Lucien Descaves

Descaves, Lucien

 

Born Mar. 19, 1861, in Paris; died there Sept. 6, 1949. French writer and publicist.

Descaves’s predilection for naturalism is demonstrated in his first collection of novellas, The Suffering of Héloïse Padajou (1882). The same tendency characterized the novel The Noncommissioned Officers (1889), which exposed corruption in the French Army, and Descaves’s subsequent works, which were basically social and democratic. The central theme of his best-known novel, The Column (1901; translated into Russian in 1930), is the pulling down of the Vendóme Column at the time of the Paris Commune in 1871. The novel is permeated with faith in the Commune and its supporters, but it fails to reflect the importance of the revolution and the role played in it by the popular masses, for Descaves’s narrative advocates reform and not revolution.
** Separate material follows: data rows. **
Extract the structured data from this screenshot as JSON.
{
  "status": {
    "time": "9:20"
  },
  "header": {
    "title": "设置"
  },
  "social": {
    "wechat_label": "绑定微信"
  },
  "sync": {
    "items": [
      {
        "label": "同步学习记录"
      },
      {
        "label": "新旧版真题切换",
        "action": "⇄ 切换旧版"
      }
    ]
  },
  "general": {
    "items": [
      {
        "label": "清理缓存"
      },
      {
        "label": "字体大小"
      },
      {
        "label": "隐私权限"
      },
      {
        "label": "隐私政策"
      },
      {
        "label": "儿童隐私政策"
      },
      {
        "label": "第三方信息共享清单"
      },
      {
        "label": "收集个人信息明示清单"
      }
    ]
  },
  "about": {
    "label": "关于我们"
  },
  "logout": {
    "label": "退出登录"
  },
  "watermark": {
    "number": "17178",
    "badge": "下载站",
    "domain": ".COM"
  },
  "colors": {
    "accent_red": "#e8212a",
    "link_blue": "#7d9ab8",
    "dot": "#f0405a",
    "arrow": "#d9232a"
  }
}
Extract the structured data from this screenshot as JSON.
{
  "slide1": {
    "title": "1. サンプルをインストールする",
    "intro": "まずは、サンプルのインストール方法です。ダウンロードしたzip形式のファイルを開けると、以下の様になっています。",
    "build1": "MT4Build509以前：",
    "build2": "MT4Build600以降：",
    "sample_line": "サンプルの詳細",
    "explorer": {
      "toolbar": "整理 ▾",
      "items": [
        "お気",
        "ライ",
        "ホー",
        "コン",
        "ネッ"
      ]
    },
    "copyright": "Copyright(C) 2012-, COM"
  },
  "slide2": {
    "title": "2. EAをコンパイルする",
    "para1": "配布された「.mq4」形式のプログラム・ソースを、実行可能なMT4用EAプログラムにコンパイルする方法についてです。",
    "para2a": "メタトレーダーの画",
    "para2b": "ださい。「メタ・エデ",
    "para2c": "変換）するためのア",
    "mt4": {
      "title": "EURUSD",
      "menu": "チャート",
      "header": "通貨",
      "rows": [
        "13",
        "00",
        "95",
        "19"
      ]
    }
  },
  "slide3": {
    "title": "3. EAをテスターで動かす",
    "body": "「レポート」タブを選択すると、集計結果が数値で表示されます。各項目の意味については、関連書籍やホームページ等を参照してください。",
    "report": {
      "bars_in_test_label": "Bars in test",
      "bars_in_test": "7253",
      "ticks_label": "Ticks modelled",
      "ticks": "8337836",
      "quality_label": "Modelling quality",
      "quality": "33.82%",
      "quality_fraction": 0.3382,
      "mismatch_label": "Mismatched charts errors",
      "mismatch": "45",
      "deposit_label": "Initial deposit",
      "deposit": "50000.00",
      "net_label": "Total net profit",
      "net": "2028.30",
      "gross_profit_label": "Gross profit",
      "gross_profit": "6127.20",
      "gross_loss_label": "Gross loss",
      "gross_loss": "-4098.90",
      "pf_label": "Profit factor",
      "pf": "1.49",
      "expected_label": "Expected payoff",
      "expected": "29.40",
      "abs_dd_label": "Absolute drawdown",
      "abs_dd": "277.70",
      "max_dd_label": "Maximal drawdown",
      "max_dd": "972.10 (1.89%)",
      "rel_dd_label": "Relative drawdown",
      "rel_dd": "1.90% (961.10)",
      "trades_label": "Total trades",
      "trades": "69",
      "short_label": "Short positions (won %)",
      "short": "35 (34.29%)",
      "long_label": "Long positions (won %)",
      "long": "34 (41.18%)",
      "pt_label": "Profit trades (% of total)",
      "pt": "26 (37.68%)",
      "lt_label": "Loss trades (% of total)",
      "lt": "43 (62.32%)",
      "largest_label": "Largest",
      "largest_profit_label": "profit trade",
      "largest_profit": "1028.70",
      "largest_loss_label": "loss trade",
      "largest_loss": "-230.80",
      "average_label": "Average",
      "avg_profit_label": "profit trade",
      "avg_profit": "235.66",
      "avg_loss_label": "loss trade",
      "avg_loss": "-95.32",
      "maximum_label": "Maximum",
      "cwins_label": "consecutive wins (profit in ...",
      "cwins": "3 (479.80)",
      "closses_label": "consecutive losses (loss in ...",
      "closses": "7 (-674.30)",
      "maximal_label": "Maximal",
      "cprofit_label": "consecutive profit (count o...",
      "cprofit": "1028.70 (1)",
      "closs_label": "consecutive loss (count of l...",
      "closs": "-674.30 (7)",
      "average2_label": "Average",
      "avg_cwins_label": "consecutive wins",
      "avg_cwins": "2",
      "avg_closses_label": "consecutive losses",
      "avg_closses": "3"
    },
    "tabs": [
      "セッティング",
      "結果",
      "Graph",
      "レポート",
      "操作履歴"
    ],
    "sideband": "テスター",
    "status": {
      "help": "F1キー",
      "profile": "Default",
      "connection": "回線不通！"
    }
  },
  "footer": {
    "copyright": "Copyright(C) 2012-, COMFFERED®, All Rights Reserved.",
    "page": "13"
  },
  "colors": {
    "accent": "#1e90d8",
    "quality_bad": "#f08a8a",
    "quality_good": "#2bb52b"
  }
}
From 1900 to 1944, Descaves was secretary, and from 1945 president, of the Académic Goncourt.

WORKS

La Cage: Drame. Paris, 1898.
Philemon, vieux de la vieille. Paris, 1913.
Souvenirs d’un ours. Paris, 1946.
In Russian translation.
Varavva. [Kharkov] 1926.

REFERENCES

Istoriia frantsuzskoi literatury, vol. 3. Moscow, 1959.
Zévaès, A. Les Procès littéraires aux XIX siècle. Paris, 1924.
Descaves, P. Mémoires de ma mémoire. Paris, 1960.